Orban called on Thursday for all illegal migrants to be deported from the European Union to “large refugee camps” on an island or in North Africa where their asylum claims could be processed.
EU President Donald Tusk and Migration Commissioner Dimitris Avramopoulos were also expected, along with representatives from hosts Austria, Croatia, Romania and Slovenia, plus non-EU Serbia, Macedonia and Albania.
Last year hundreds of thousands of people, many fleeing the Syrian war, trekked up from Greece though the western Balkans northwards, particularly into Austria, Germany and Scandinavia.
In March though, under pressure from Austria, Balkan countries closed their borders, and the flow has since slowed dramatically, although 100-150 still make it to Austria every day, Vienna says.
The same month the EU struck a deal with Turkey—home to more than three million refugees—under which Ankara halted the influx in return for billions in aid and other sweeteners.
The pact may yet collapse, however, in the wake of the July 15 coup attempt in Turkey.
Greece under strain
Greece meanwhile remains under severe strain.
An EU scheme to share out large concentrations of migrants who have gathered in Greece, and also in Italy, has not met expectations, and extra administrative assistance promised by the EU has been insufficient. There was also a huge fire at a refugee camp on Lesbos on Monday.
Bulgaria, the EU’s poorest country, is home to around 10,000 stranded migrants although Brussels has promised Sofia extra help and a new EU border force will start operations on Bulgaria’s border with Turkey on October 6.
Not all of those attending in Vienna necessarily see eye-to-eye on Europe’s worst migration crisis since 1945.
Chancellor Christian Kern of Austria, which is making preparations to seal its borders if needed, said that the aim of Saturday’s gathering was to take stock of the situation in the Balkans.
“Athens is still able to more or less handle the situation.
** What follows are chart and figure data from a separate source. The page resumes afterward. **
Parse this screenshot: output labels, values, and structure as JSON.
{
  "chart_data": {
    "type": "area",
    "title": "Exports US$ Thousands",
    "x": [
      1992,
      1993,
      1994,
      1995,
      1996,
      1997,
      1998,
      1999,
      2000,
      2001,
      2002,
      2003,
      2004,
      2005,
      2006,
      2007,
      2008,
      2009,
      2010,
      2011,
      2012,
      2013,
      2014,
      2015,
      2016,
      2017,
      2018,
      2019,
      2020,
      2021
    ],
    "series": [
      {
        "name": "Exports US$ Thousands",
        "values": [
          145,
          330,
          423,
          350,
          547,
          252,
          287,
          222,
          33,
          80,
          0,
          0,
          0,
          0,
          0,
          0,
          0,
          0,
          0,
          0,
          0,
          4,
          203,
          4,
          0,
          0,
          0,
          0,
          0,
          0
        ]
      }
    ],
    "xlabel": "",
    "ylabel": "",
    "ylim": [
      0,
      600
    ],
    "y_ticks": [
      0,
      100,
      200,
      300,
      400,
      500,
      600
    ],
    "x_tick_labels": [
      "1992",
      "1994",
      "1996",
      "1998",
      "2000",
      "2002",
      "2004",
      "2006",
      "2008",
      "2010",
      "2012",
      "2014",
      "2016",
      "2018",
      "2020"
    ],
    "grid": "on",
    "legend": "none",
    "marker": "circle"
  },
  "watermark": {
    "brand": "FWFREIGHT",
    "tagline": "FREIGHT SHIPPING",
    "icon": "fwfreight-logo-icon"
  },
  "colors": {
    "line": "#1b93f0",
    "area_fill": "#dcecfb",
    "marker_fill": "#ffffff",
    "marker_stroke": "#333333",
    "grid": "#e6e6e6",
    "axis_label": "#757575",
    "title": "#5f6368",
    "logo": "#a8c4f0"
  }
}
But the pressure is going to grow,” Kern told the Standard daily.
The difficulties of making it through to the Balkans has prompted increasing numbers to attempt the treacherous sea crossing from Libya or Egypt to Italy.
More than 300,000 migrants have crossed the Mediterranean this year, the UN said on Tuesday, down from 520,000 from the first nine months of 2015. But deaths this year— 3,500 so far—could exceed last year’s total.
In the latest disaster, more than 160 migrants drowned on Friday when their overcrowded boat sank off the Egyptian coast.